The United States often cannot quickly or reliably trace a cyber attack back to its source, even as rival nations and extremists may be looking to wage virtual war, a top official warned Tuesday.
"It often takes weeks and sometimes months of subsequent investigation," said US intelligence director Dennis Blair, "and even at the end of very long investigations you're not quite sure" who carried out the offensive.
China, Russia and other countries already could be potent online foes and terrorists may find it easier in the future to hire hackers to target key systems, Blair told the Senate Armed Services Committee.
"Terrorists are interested in using cyberweapons, just the way they're interested in using most any weapon they can use against us," notably to target systems critical to the high-tech driven US economy, he said.
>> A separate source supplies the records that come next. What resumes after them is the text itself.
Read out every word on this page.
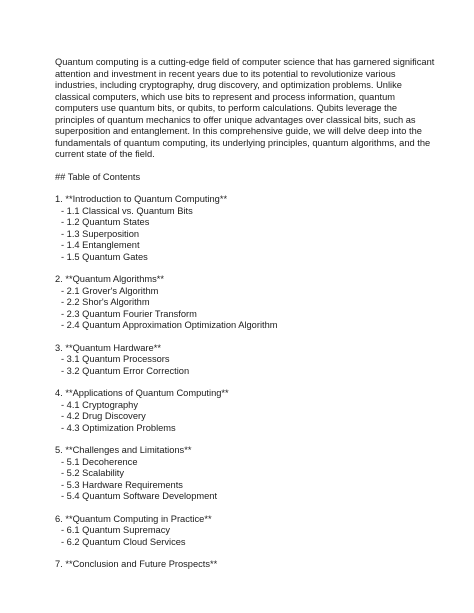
Quantum computing is a cutting-edge field of computer science that has garnered significant attention and investment in recent years due to its potential to revolutionize various industries, including cryptography, drug discovery, and optimization problems. Unlike classical computers, which use bits to represent and process information, quantum computers use quantum bits, or qubits, to perform calculations. Qubits leverage the principles of quantum mechanics to offer unique advantages over classical bits, such as superposition and entanglement. In this comprehensive guide, we will delve deep into the fundamentals of quantum computing, its underlying principles, quantum algorithms, and the current state of the field.

## Table of Contents

1. **Introduction to Quantum Computing**
- 1.1 Classical vs. Quantum Bits
- 1.2 Quantum States
- 1.3 Superposition
- 1.4 Entanglement
- 1.5 Quantum Gates
2. **Quantum Algorithms**
- 2.1 Grover's Algorithm
- 2.2 Shor's Algorithm
- 2.3 Quantum Fourier Transform
- 2.4 Quantum Approximation Optimization Algorithm
3. **Quantum Hardware**
- 3.1 Quantum Processors
- 3.2 Quantum Error Correction
4. **Applications of Quantum Computing**
- 4.1 Cryptography
- 4.2 Drug Discovery
- 4.3 Optimization Problems
5. **Challenges and Limitations**
- 5.1 Decoherence
- 5.2 Scalability
- 5.3 Hardware Requirements
- 5.4 Quantum Software Development
6. **Quantum Computing in Practice**
- 6.1 Quantum Supremacy
- 6.2 Quantum Cloud Services
7. **Conclusion and Future Prospects**
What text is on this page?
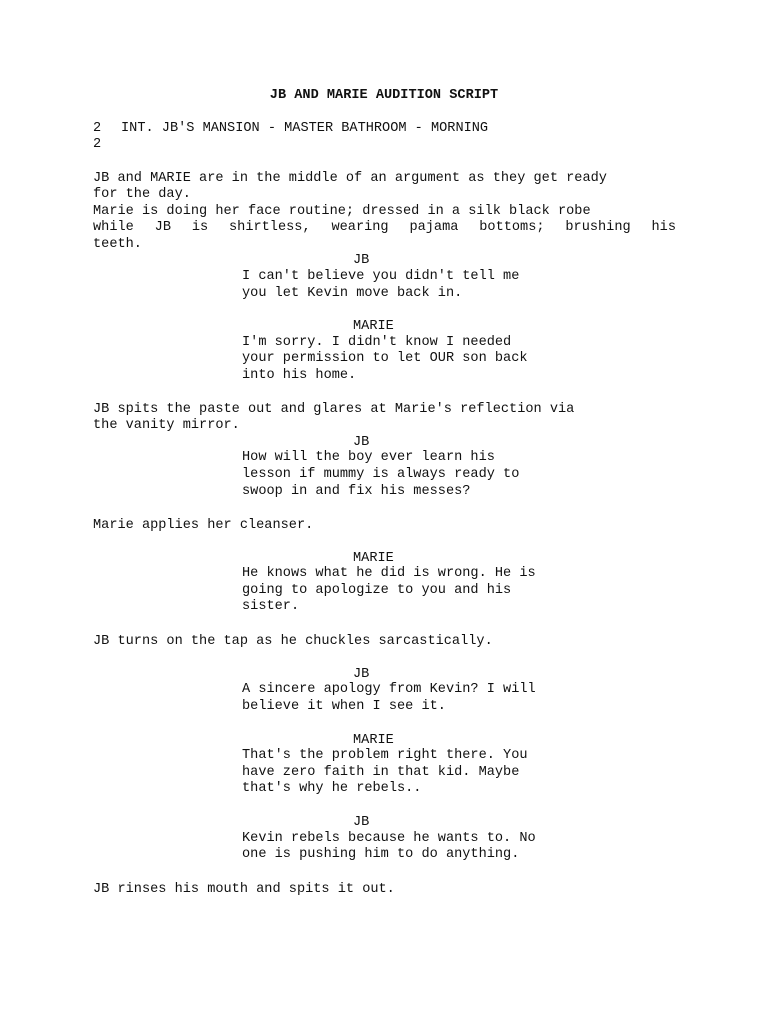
JB AND MARIE AUDITION SCRIPT
2 INT. JB'S MANSION - MASTER BATHROOM - MORNING
2
JB and MARIE are in the middle of an argument as they get ready
for the day.
Marie is doing her face routine; dressed in a silk black robe
while JB is shirtless, wearing pajama bottoms; brushing his
teeth.
JB
I can't believe you didn't tell me
you let Kevin move back in.
MARIE
I'm sorry. I didn't know I needed
your permission to let OUR son back
into his home.
JB spits the paste out and glares at Marie's reflection via
the vanity mirror.
JB
How will the boy ever learn his
lesson if mummy is always ready to
swoop in and fix his messes?
Marie applies her cleanser.
MARIE
He knows what he did is wrong. He is
going to apologize to you and his
sister.
JB turns on the tap as he chuckles sarcastically.
JB
A sincere apology from Kevin? I will
believe it when I see it.
MARIE
That's the problem right there. You
have zero faith in that kid. Maybe
that's why he rebels..
JB
Kevin rebels because he wants to. No
one is pushing him to do anything.
JB rinses his mouth and spits it out.
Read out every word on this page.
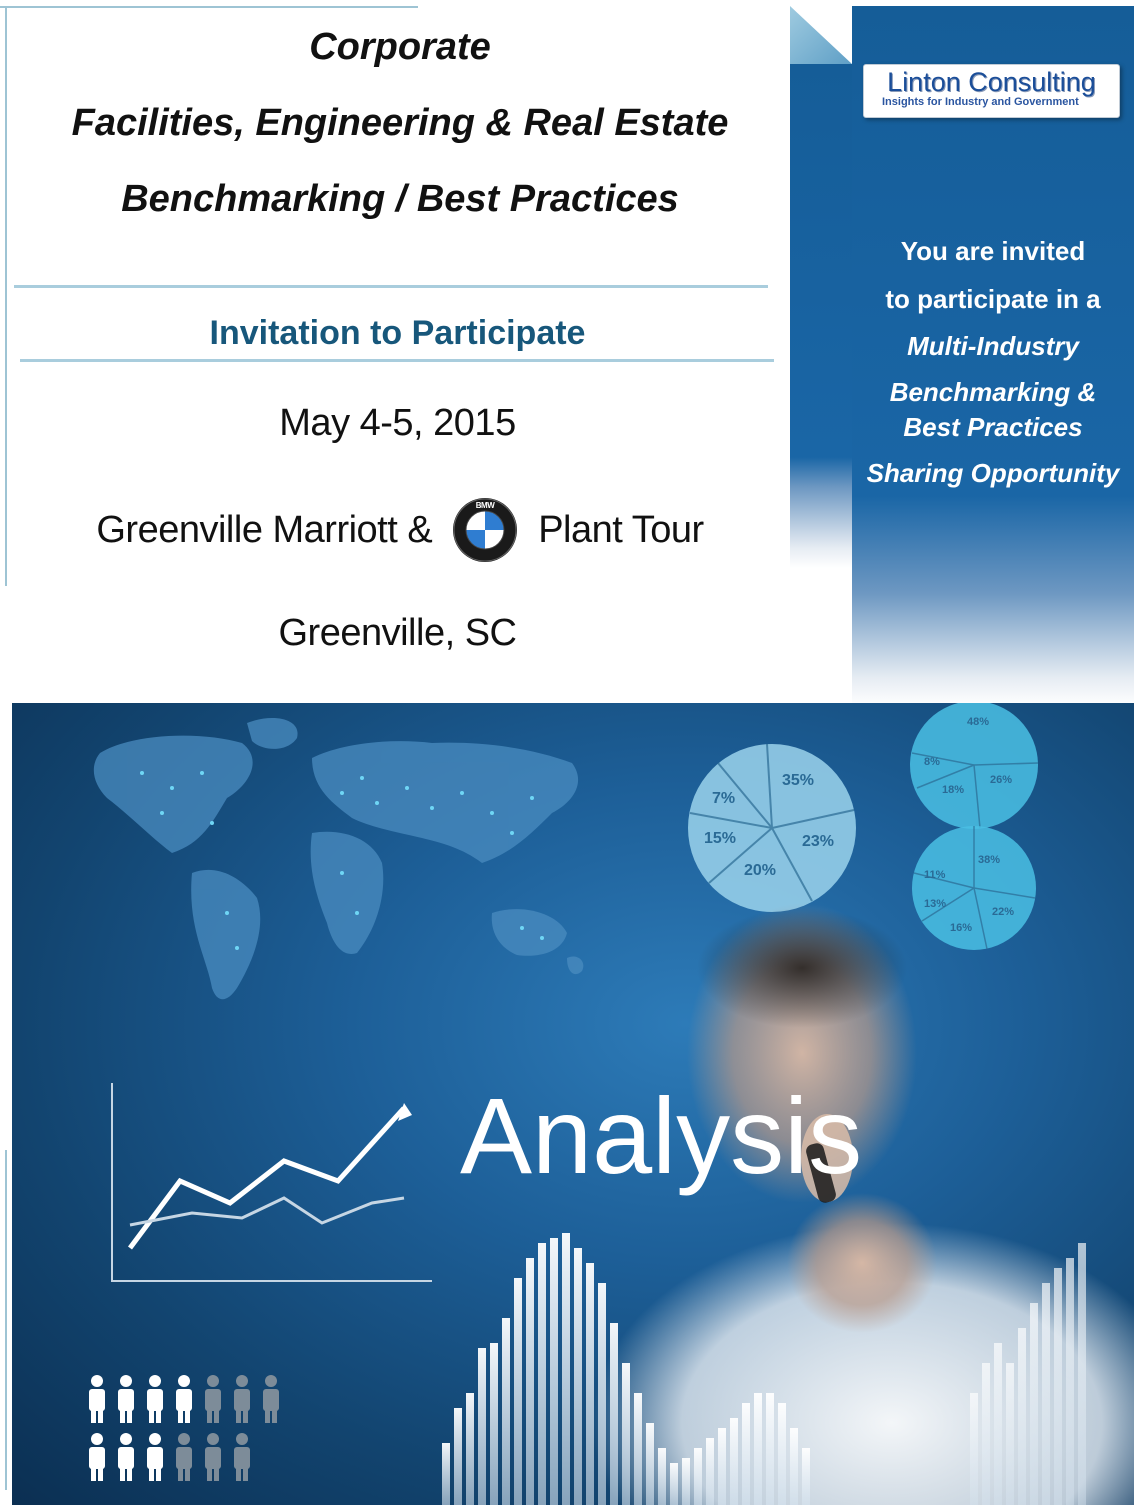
Corporate
Facilities, Engineering & Real Estate
Benchmarking / Best Practices
Invitation to Participate
May 4-5, 2015
Greenville Marriott &
BMW
Plant Tour
Greenville, SC
Linton Consulting
Insights for Industry and Government
You are invited
to participate in a
Multi-Industry
Benchmarking &
Best Practices
Sharing Opportunity
35%
23%
20%
15%
7%
48%
26%
18%
8%
38%
22%
16%
13%
11%
Analysis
"We currently assess that their capability does not match their ambitions in that area, although that's something we have to work on all the time because things become more widespread, terrorists can find hackers to work for them," he said.
The mess in Pakistan is the key to whether al Qaeda/Taliban will succeed against us:
Two high profile guerrilla attacks in Lahore in the space of a month have heightened fears of Islamist militancy engulfing Pakistan, despite U.S. promises of support for the year-old civilian government.
The assault by gunmen on a police academy in Lahore on Monday and another on the Sri Lankan cricket team in the city four weeks earlier brought home the depth of insecurity in Pakistan, while television channels carried the images worldwide.
"The government and the military are facing a crisis of credibility," said Ahmed Rashid, author of "Descent into Chaos", a book chronicling Pakistan's slide into the grip of militant religious extremists.
"There is no strategic plan or vision over how to deal with extremism and terrorism."
Nuclear-armed, and a hiding place for al Qaeda, Pakistan has become a foreign policy nightmare for the United States and other allies in the West.
U.S. President Barack Obama unveiled last Friday results of a strategy review for Pakistan and Afghanistan that made the annihilation of al Qaeda the principle objective.
A centrepiece of Obama's approach to Pakistan was the promise of billions of dollars in aid to help build state institutions, and improve the social and economic welfare to give people faith in President Asif Ali Zardari's civilian government.
The Pakistanis need all the help they can get.
"This incident definitely raises very serious questions about the capacity of our intelligence agencies and security apparatus to deal with these groups," Lahore-based security analyst Hasan Askari Rizvi said after the attack on the police academy.